A strange attractive young woman flirtatiously eyes him at Daimaru Department Store and after leaving with unpaid-for clothing and shoes, joins him at the restaurant, leaves with him, again without paying, and the two share a wonderful evening of adventure and friendship. Upset that some boyfriend didn’t want to see her anymore because she is way too tough and unpredictable, she gets Jiro to close his eyes while she goes away a century into the future.

This expository falling-in-love soon grows cloying and cutesy light-novel-for-teens-and-young-adults. There are okay joke moments with her culinary ingredients and birthday-cake-and-champagne copycat routine, or a teacher’s (Megumi Sato) chalk missiles, in addition to puzzlers like a visual projection of the hero with useless arms in a wheelchair “sixty-five years from now” (Rokurô Naya). There is a nice scene of a foggy trip back in time to grandma and cat Raoul, marred by sentimental music; and there are touches of homage, from Terminator’s arrivals from the future to Back to the Future, from Oz’s Tin Woodman’s acquiring through action humanness with a heart and soul, to Japanese mangas.

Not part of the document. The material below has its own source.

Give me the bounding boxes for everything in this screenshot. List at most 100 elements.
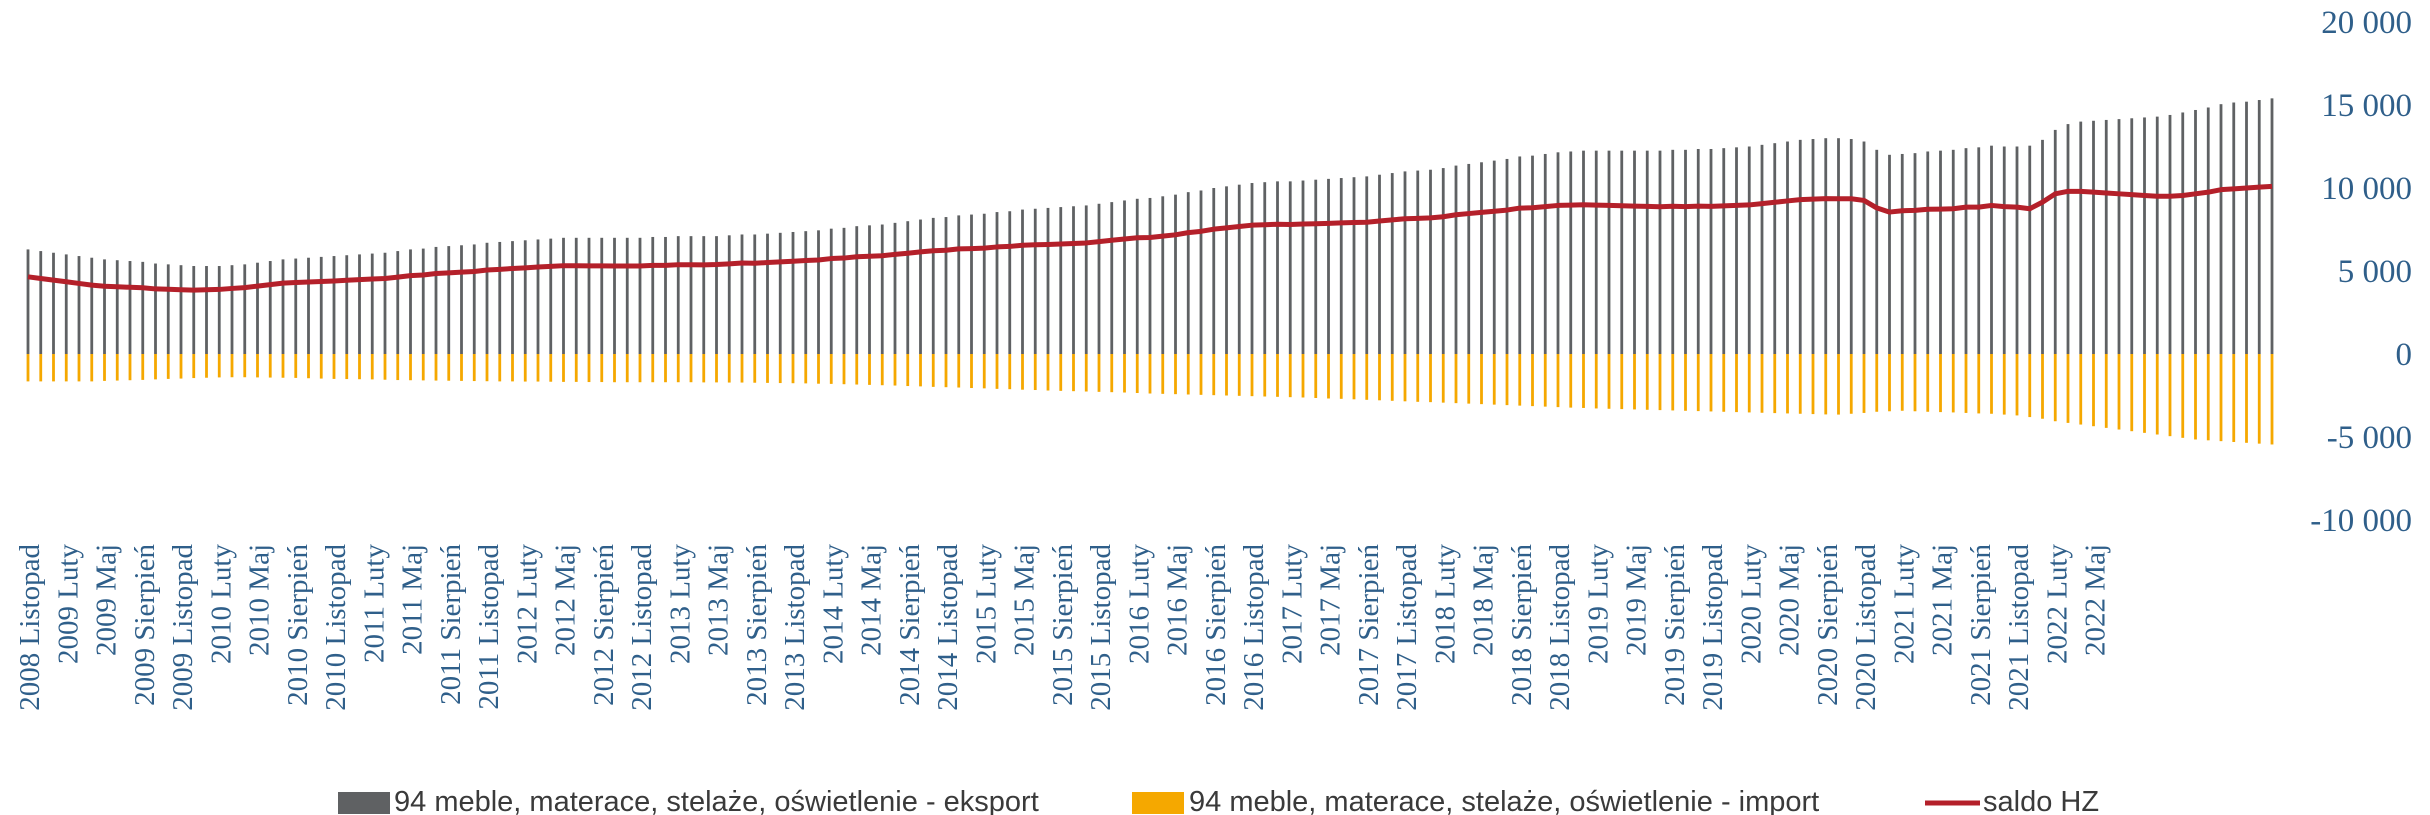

As the returned woman learns the tics of behavior, even to dancing “the Robot” and experiencing the green-eyed monster, she acts with foreknowledge -- more accurately, “afterknowledge” -- to avert human emotional distress, as with a child about to be run over or a nut with a knife in a girls’ school. There is, too, unwise teen slapstick that needs cutting: too much of a TV newsman (Fumiyo Kohinata) at said school, a few Keystone Kops, a comical gasoline-swigging gunman (Hiromasa Taguchi).

Koide has little to work with as hapless hero, and it is Ayase’s nameless heroine who engages the audience upon her return. The “earlier” man who rejected the sweet young thing who comes on awfully strong is explained, along with her reason for being here and choosing Jiro in the first place.

SPOILER ALERT

All will be brought to a head in a wonderfully generated earthquake which levels present-day Tokyo and occasions self-sacrifice and remorse. A new skyline will rise, and, as clarified in the future, sixty-some-odd years go into rebuilding a woman as well, from memory up. Lucky for laughter, unto death’s last birthday she loves, and is either programmed for or simply humanly delighted by, the old face-in-the-cake celebration.